Dad still fires up the coals better than any man I know. And he does it without any props except lighter fluid. Within minutes, he had flames licking the side of the grill. When the coals were edged with a thin border of white, I brought out the meat.

“You recovered from your experience in court?” He poked the steaks with the tongs.

I sank into a deck chair. “You know, I think you were right. In a way, I’m kind of sorry I ever got involved.”

He slid the meat onto the grill. “Didn’t the woman who testified just die in a car accident?”

“How did you know?”

“Ellie, I may be old and slow, but most of my cylinders are still firing. It was on TV.”

“Rhonda Disapio was Mary Jo Bosanick’s friend,” I said. “What you don’t know is that she came to see me on the day she died.”

He looked up. “Why?”

“She had a pretty strange story.” I told Dad about my encounter with Rhonda.

“What did she expect you to do?”

“Put her on TV so she could stay out of jail. She thought I worked for the news. Ryan did make a big point of that, remember.”

“Why didn’t she go to the police?”

“She said she was too scared.”

“I’m not one to speak ill of the dead, but no one would ever accuse her of being the sharpest knife in the drawer.”

“Could be. But I’m starting to wonder whether it all revolved around drugs.”

“Drugs?”

I sketched out my suspicions but didn’t tell him how I arrived at them. He wouldn’t approve of my field trip.
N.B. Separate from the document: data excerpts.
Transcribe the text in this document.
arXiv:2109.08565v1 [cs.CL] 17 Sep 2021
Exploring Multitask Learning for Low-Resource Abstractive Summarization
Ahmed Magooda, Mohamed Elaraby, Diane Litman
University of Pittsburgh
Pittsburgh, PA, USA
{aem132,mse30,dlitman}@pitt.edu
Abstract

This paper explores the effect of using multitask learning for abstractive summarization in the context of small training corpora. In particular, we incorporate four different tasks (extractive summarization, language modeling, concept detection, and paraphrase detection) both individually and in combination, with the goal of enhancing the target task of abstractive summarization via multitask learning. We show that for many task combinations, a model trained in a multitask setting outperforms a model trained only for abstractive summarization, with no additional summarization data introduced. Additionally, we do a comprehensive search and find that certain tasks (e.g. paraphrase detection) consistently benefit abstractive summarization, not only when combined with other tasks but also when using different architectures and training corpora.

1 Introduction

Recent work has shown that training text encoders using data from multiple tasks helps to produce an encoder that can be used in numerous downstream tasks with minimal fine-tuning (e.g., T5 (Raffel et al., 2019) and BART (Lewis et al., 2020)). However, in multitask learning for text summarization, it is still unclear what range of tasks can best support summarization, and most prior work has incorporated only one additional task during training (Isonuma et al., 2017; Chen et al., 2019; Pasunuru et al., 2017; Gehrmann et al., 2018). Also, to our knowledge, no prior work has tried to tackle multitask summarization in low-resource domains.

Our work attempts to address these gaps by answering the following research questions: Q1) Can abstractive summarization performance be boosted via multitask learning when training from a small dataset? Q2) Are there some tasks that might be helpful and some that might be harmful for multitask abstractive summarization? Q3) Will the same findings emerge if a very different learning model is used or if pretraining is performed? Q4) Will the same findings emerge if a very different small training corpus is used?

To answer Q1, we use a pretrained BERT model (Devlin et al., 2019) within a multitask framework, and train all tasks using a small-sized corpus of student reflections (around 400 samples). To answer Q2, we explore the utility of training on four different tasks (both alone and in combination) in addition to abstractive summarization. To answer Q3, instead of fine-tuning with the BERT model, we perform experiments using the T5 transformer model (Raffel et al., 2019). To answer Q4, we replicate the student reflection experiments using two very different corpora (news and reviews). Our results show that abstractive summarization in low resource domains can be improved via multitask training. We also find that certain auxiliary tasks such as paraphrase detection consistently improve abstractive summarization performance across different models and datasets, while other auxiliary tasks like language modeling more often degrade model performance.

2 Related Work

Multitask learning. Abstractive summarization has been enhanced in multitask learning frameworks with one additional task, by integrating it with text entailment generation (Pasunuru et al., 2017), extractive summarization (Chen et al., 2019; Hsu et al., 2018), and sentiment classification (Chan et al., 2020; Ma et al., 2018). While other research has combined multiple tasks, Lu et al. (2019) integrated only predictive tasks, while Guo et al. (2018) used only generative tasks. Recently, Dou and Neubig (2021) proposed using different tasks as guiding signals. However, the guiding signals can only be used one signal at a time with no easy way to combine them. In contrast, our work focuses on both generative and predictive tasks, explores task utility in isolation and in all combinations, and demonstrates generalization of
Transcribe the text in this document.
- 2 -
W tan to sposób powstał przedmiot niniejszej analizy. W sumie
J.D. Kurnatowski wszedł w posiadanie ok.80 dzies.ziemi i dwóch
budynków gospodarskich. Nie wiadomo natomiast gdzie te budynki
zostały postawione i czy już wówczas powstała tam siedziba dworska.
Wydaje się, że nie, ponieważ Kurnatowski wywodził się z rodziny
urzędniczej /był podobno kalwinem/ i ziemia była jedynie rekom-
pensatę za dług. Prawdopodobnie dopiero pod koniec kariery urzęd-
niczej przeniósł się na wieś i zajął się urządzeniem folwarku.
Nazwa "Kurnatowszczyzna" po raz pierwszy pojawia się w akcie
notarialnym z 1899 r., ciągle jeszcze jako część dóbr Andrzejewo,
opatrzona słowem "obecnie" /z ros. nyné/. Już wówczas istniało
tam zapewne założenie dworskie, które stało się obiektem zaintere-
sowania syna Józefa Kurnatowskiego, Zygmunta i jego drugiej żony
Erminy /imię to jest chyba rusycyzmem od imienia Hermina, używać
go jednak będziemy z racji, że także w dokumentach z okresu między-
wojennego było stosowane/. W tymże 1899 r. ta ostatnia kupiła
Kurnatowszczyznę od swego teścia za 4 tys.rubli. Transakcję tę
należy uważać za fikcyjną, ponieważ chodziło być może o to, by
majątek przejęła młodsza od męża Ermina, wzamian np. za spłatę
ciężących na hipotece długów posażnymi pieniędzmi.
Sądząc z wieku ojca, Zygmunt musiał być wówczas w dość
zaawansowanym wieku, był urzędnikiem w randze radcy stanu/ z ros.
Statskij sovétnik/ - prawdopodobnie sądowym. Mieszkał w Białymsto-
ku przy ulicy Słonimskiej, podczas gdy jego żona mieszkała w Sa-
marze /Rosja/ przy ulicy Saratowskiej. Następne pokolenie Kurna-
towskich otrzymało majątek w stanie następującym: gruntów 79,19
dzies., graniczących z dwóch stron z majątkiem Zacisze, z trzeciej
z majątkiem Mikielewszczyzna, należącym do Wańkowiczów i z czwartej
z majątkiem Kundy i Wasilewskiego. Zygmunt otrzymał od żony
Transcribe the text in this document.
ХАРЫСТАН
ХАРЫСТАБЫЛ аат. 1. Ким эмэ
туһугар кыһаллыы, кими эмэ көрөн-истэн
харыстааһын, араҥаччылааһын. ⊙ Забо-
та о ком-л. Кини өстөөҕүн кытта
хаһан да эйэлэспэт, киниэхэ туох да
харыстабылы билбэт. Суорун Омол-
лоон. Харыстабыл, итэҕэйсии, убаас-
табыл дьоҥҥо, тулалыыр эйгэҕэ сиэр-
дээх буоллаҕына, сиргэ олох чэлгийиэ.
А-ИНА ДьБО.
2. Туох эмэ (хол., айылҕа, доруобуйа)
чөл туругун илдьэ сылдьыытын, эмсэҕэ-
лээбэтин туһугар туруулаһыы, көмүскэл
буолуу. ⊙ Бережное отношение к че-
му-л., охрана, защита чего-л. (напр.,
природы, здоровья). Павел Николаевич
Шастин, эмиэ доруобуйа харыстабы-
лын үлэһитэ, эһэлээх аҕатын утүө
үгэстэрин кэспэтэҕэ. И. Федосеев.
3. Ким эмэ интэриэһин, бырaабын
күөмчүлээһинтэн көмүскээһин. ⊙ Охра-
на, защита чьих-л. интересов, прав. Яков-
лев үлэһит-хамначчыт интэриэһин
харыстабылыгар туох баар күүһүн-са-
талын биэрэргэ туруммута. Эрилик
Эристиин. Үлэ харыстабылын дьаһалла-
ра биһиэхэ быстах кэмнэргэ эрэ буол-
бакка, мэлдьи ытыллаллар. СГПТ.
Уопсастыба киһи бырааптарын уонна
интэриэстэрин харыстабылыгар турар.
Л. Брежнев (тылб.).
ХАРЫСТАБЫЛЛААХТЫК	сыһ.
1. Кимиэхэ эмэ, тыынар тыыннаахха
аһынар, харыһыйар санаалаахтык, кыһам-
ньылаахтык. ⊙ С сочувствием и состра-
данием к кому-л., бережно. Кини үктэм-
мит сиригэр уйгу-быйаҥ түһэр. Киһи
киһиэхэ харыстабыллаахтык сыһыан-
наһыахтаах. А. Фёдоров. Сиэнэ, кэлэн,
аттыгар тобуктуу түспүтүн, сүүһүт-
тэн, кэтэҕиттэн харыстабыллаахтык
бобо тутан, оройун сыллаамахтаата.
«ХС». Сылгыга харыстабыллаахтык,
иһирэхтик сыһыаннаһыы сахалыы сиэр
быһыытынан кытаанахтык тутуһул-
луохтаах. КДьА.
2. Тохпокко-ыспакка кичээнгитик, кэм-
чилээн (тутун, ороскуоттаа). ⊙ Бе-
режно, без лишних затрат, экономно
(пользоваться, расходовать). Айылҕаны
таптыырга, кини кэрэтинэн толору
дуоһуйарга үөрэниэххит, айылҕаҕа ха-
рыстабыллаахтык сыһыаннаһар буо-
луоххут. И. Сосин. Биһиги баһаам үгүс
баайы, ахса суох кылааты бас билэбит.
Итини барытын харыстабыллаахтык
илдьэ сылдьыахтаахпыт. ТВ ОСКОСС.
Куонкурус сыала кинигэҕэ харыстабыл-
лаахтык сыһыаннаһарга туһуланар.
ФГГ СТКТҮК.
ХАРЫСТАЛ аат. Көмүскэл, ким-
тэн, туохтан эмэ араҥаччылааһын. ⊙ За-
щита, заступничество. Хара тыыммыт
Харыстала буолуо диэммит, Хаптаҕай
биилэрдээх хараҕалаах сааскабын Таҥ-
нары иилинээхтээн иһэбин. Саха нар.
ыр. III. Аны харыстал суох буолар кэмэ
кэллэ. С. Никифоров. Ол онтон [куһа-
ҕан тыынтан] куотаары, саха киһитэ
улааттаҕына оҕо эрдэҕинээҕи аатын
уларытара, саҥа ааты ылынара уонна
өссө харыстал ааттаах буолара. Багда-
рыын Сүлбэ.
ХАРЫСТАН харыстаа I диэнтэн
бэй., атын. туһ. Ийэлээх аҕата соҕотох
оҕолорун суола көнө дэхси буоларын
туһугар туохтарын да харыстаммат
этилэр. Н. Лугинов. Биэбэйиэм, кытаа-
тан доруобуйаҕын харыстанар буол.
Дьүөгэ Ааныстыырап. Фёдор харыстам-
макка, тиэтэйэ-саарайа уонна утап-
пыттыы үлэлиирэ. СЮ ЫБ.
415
“So,” Dad said when I finished. “Santoro might not be the innocent you thought he was?”

“Maybe not.”

He picked up his scotch. The ice cubes clinked against the glass. To his credit, he didn’t come out with an I told you so.

“That might also explain why Brashares was so strange,” I said.

“Santoro’s lawyer?”

I nodded. “I kept thinking he was just going through the motions. Doing the minimum required but nothing more.”

“You think he knew Santoro was dirty?”

“It’s possible. Maybe Brashares didn’t want to expend all that energy on a loser. Isn’t that the way defense lawyers think?”

“If they do, they ought to stop being defense lawyers.”

Through the kitchen window I caught glimpses of David and Rachel washing lettuce for the salad.

I turned back to my father. “I called Brashares to let him know. But he hasn’t called me back.”

Dad flipped over the meat, then eased himself into a chair. Sandburg had it wrong. It’s age, not fog, that creeps in on “little cat feet.”

“Ellie, why are you still calling this lawyer? The trial’s over.”

I shrugged.

“Ellie…”

“Okay.” I sighed. “Since the trial, no one will hire me. I can’t even get any callbacks. Karen Bishop, my client at Midwest Mutual, says it’s because of the tape. Apparently, I forced its release, and people, especially corporate people, don’t like that. I’ve lost a lot of credibility. I was trying to do some damage control.”

“That’s
meshuga
. Leave it alone,” he said wearily.

“Dad, I have to work.”

A peal of giggles came from inside. David and Rachel were playing catch with a cucumber, pretending it was a football.

“Where is it written that you have to support yourself forever?”

“Don’t go there, Dad.”

It was my dependency—or what Barry claimed was my dependency—that triggered our problems when we were married. I only worked when I felt like it, he complained, while he was expected to bring home the regular paycheck. But he was an attorney in a full-service firm, billing two thousand hours a year. He never really understood the nature of freelancing. It never comes in at a steady pace. You can write four proposals for every project you get. Go to appointments, lunches, and meetings that ultimately produce nothing. When I wasn’t actually producing a video, he was quick to call me a princess. Or worse.

I didn’t intend to revisit the pattern with David. But that was a conversation for another time. I picked up the tongs and checked the meat. “You know, there’s another possibility. About Brashares.”